Figure 1.
Normalized expression profiles of cyclin A2 (A), cyclin B1 (B), and PHH3 (C), and DNA content (D). A magnified view of the first 25% of the cell cycle is presented in E, and the final 3% of the cell cycle in F. K562 cells were stained, measured by flow cytometry, and sample data were analyzed to produce expression profiles as described in Materials and Methods. Dotted lines demark the G1/S, S/G2, and G2/M boundaries as determined by cell cycle analysis of DNA content and gated enumeration of PHH3 positive mitotic cells.
Figure 2.
Model Schematic and comparison of model outputs to expression data I.
A: schematic derived from the Conradie model [25]. Solid lines indicate chemical reactions and dashed lines indicate reaction modification (regulation). B, C, D: normalized comparison of model outputs with K562 data. Simulations were carried out using the published protocols and kinetic rate constants. Since antibodies do not discriminate between active/inactive, free/bound levels, total protein amounts (bound and free, inactive and active) from the model were compared to K562 measurements. As discussed in the text, PHH3 is used as a proxy for the timing of cyclin B/Cdk1 activity onset (identical to total cyclin B/Cdk1 expression in this model).
Figure 3.
Model Schematic and comparison of model outputs to expression data II.

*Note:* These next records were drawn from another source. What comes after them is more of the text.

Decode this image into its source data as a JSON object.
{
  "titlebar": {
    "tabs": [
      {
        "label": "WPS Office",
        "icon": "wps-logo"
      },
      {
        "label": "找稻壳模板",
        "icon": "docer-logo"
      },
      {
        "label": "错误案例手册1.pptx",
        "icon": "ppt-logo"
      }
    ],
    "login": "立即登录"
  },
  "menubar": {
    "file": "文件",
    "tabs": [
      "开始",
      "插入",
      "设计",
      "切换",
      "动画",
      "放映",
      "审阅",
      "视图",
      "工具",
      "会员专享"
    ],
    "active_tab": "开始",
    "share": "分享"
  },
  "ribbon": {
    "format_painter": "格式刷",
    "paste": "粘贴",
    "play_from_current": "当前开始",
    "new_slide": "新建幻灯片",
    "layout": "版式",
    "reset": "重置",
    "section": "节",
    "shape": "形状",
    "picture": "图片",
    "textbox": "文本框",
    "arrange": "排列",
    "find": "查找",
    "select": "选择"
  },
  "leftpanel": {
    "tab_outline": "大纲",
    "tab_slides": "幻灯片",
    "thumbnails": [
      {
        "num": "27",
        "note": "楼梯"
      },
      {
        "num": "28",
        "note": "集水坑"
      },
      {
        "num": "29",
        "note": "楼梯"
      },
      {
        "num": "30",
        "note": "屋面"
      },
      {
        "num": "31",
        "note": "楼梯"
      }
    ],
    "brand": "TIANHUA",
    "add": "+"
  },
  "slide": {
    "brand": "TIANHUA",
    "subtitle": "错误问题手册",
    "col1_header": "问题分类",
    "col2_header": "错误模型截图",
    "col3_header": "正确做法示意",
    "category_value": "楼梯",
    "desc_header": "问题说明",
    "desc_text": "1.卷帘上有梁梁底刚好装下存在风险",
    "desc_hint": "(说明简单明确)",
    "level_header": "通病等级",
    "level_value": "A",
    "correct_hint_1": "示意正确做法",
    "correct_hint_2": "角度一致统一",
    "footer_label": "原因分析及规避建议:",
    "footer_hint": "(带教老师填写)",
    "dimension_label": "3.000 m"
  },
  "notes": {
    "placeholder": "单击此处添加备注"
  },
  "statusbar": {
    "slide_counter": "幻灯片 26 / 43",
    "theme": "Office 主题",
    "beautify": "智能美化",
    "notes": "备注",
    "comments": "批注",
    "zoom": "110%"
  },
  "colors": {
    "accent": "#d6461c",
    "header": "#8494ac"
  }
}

A: Schematic derived from the Csikasz-Nagy model [26]. Solid and dashed line representations are as in Figure 2. B, C, D: normalized comparison of model outputs (simulated total protein levels (as in Figure 2) of cyclin A and cyclin B, and cyclin B/Cdk1 activity) to K562 expression data. Simulations were carried out using the published protocols and kinetic rate constants.
Figure 4.
The models presented schematically in Figures 2 and 3 were combined and modifications were introduced to provide better fits to the K562 data. The schematics of the original Csikasz-Nagy model [26] is shown in black, the Conradie model portion [25] is shown in gray, and the new modifications from this study are presented in red. Solid lines indicate chemical reactions and dashed lines regulatory effects. The apparent autocatalytic regulation of cyclin B/Cdk1 synthesis here represents a stabilization of B cyclin synthesis dependent on active cyclin B/Cdk1, whereas the same representation in Figure 2 (Conradie model) represents a Hill equation that is dependent on cyclin B, which is removed here. Thus, the dashed arrow represents a new modification here.
Figure 5.
Normalized comparison of the modified model outputs to K562 data.
A, B, D, E, F: total simulated levels (bound and free, inactive and active) of cyclins A and B, and cyclin B/Cdk1 activity (C) are compared to the measured expression profiles of cyclins A2 and B1, and PHH3. D, E: magnified view of early cyclin A and B expression. F: magnified view of the final 3% of the cell cycle. Symbols = data; lines = simulated output. The correlation between PHH3 expression and B cyclin/Cdk1 activity is for mitotic onset only. Since PHH3 is a proxy for B cyclin/Cdk1 activity, there isn’t a rationale for an exact match to the shape on the front side (onset) and we expect the activity to decrease as cyclin B is degraded, whereas it is known that phosphorylation levels of histone H3 (PHH3) decrease after B cyclin degradation (e.g., [59]).
Figure 6.
Simulated expression over three successive cell cycles.
Model outputs were normalized to zero and one prior to plotting. cycB = total B cyclin; cycA = total A cyclin, and actCycB = active B cyclin (CycB:Cdk1 in Figure 4).